Enamel-like Layer of Nanohydroxyapatite Stabilizes Zn Metal Anodes by Ion Exchange Adsorption and Electrolyte pH Regulation.

Abstract

The instability of Zn anode caused by severe dendrite growth and side reactions has restricted the practical applications of aqueous zinc-ion batteries (AZIBs). Herein, an enamel-like layer of nanohydroxyapatite (Ca5(PO4)3(OH), nano-HAP) is constructed on Zn anode to enhance its stability. Benefiting from the ion exchange between Zn2+ and Ca2+, the adsorption for Zn2+ in enamel-like nano-HAP (E-nHAP) layer can effectively guide Zn deposition, ensuring homogeneous Zn2+ flux and even nucleation sites to suppress Zn dendrites. Meanwhile, the low pH of acidic electrolyte can be regulated by slightly soluble nano-HAP, restraining electrolyte corrosion and hydrogen evolution. Moreover, the E-nHAP layer features high mechanical flexibility due to its enamel-like organic-inorganic composite nanostructure. Hence, symmetric cells assembled by E-nHAP@Zn show superior stability of long-term cycling at different current densities (0.1, 0.5, 1, 5, and 10 mA cm-2).
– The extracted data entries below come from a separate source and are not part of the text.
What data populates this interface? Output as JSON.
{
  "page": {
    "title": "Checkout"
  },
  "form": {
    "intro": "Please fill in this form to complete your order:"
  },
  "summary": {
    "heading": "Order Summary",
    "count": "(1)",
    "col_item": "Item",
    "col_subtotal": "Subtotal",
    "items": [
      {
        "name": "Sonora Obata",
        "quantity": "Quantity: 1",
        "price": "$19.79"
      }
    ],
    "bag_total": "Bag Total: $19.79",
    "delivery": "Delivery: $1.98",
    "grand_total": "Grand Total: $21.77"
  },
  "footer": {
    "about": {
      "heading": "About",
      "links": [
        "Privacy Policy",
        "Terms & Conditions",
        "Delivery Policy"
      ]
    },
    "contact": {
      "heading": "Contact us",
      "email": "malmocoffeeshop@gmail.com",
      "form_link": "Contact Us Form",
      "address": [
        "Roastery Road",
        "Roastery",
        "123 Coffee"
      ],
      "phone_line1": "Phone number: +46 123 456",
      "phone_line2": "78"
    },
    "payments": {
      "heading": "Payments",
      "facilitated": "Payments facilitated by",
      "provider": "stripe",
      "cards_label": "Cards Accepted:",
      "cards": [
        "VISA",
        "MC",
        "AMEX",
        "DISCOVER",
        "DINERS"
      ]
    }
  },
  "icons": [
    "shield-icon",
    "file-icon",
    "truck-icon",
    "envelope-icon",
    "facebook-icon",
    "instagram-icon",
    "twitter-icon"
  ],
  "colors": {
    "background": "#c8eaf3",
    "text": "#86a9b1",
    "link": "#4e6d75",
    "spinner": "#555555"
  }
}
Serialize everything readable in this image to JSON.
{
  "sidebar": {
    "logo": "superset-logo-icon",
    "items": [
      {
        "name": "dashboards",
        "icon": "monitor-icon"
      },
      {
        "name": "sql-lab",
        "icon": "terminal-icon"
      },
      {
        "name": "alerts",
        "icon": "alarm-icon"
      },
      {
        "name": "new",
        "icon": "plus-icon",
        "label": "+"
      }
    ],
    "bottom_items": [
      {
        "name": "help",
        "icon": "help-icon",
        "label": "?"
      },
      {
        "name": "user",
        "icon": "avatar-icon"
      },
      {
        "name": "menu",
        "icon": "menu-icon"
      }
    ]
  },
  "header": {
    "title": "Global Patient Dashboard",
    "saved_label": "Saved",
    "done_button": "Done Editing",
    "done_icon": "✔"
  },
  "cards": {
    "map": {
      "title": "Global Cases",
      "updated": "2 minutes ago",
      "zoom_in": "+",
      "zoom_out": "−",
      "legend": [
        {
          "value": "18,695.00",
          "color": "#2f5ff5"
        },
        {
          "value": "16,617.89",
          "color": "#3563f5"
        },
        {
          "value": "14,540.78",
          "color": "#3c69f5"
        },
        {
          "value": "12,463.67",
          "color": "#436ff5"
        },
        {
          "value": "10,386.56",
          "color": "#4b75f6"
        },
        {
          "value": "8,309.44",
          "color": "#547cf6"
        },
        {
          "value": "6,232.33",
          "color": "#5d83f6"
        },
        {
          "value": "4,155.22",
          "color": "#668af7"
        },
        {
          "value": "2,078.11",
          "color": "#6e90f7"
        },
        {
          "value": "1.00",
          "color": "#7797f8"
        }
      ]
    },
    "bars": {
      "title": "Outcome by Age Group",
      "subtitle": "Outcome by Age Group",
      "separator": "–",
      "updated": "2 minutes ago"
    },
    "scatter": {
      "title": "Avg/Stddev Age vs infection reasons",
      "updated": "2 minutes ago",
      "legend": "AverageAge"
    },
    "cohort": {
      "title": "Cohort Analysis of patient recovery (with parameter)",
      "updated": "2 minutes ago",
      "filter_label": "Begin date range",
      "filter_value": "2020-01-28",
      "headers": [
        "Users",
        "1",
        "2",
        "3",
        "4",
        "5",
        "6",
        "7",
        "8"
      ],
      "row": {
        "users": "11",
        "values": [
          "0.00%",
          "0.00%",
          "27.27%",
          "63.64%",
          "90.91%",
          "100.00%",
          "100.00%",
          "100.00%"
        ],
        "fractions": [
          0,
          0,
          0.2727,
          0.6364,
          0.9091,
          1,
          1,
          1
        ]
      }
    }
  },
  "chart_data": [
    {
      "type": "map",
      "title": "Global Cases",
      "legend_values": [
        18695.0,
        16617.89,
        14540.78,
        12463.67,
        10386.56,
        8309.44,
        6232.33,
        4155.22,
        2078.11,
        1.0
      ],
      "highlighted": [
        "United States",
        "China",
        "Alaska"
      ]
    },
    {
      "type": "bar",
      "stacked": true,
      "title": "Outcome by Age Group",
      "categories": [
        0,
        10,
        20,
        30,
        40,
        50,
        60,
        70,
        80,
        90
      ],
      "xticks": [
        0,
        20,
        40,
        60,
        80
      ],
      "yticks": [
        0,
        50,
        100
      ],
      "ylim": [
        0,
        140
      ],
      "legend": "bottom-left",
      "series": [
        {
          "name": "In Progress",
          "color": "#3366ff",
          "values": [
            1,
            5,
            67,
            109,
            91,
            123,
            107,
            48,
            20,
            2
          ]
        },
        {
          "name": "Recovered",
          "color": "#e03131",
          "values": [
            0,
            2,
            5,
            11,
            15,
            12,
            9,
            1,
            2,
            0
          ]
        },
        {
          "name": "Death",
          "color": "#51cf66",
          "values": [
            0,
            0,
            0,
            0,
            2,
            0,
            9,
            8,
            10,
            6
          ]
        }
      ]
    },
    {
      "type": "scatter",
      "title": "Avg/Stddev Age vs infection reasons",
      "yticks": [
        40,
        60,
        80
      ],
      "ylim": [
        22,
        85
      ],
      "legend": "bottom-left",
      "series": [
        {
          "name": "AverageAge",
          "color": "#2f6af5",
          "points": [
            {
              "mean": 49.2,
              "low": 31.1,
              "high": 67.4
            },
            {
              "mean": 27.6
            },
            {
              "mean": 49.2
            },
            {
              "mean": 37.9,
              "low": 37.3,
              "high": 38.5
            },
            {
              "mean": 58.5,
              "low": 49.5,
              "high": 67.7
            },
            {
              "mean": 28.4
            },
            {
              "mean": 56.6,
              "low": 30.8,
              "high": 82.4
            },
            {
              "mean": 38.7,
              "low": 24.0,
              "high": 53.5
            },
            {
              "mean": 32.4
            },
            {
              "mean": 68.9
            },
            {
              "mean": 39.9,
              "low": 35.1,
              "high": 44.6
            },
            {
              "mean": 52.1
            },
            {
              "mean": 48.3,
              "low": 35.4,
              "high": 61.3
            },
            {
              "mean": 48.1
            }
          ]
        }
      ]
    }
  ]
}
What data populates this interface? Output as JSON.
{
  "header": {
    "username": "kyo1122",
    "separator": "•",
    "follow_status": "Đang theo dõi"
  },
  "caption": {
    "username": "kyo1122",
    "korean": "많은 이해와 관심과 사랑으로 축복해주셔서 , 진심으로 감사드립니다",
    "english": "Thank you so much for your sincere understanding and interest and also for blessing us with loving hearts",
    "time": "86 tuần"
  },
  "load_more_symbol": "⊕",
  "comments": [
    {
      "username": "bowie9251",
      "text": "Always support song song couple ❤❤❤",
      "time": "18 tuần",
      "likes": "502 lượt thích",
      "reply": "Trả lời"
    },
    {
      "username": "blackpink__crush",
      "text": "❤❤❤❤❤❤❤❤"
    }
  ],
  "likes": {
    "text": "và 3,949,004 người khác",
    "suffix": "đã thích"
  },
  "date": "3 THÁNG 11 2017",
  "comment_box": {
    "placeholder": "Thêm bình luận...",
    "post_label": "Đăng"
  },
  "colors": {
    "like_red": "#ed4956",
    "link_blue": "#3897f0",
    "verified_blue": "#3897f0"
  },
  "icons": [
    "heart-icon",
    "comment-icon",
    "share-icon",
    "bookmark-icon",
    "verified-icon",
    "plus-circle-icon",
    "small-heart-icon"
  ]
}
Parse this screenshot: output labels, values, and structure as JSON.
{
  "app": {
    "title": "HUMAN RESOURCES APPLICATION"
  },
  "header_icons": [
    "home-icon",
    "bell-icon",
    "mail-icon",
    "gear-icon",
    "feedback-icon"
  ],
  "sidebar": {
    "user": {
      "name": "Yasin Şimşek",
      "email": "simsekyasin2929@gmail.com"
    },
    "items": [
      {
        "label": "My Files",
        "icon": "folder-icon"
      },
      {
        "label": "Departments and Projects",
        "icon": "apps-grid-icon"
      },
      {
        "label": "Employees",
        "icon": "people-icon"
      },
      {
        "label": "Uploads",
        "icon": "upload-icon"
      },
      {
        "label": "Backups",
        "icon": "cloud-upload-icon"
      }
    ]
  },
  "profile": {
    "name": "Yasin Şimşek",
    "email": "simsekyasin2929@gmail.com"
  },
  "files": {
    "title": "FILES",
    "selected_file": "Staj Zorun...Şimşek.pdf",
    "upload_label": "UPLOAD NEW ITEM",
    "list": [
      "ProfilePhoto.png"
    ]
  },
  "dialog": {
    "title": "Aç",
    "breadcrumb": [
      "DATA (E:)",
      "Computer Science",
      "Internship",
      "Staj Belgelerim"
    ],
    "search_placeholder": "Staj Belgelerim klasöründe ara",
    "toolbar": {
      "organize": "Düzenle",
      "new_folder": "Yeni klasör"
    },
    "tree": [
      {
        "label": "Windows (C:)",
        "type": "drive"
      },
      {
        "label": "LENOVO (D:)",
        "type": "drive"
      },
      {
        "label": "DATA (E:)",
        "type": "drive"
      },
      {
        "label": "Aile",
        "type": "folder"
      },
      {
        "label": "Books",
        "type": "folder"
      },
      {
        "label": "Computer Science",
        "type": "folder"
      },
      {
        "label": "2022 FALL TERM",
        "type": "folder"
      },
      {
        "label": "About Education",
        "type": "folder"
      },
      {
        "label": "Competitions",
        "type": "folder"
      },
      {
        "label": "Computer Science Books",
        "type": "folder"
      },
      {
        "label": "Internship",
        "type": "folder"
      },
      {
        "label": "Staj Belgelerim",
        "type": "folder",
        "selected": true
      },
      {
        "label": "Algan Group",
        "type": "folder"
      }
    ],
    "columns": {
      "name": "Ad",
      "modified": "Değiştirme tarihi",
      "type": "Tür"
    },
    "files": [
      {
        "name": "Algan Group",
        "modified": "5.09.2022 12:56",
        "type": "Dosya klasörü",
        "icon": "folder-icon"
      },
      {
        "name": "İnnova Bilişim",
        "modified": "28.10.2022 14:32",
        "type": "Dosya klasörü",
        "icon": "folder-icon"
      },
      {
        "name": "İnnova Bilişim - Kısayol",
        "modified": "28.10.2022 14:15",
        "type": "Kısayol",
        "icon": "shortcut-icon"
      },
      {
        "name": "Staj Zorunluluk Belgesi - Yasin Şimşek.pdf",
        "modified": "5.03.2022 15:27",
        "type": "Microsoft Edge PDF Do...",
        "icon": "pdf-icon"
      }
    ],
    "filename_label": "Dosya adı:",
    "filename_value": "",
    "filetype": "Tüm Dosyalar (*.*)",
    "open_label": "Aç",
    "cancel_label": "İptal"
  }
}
The E-nHAP@Zn∥E-nHAP@Cu cell exhibits an outstanding cycling life with high Coulombic efficiency of 99.8% over 1000 cycles. Notably, the reversibility of full cell based on CNT/MnO2 cathode can be effectively enhanced. This work shows the potential of drawing inspiration from biological nanostructure in nature to develop stable metal electrodes.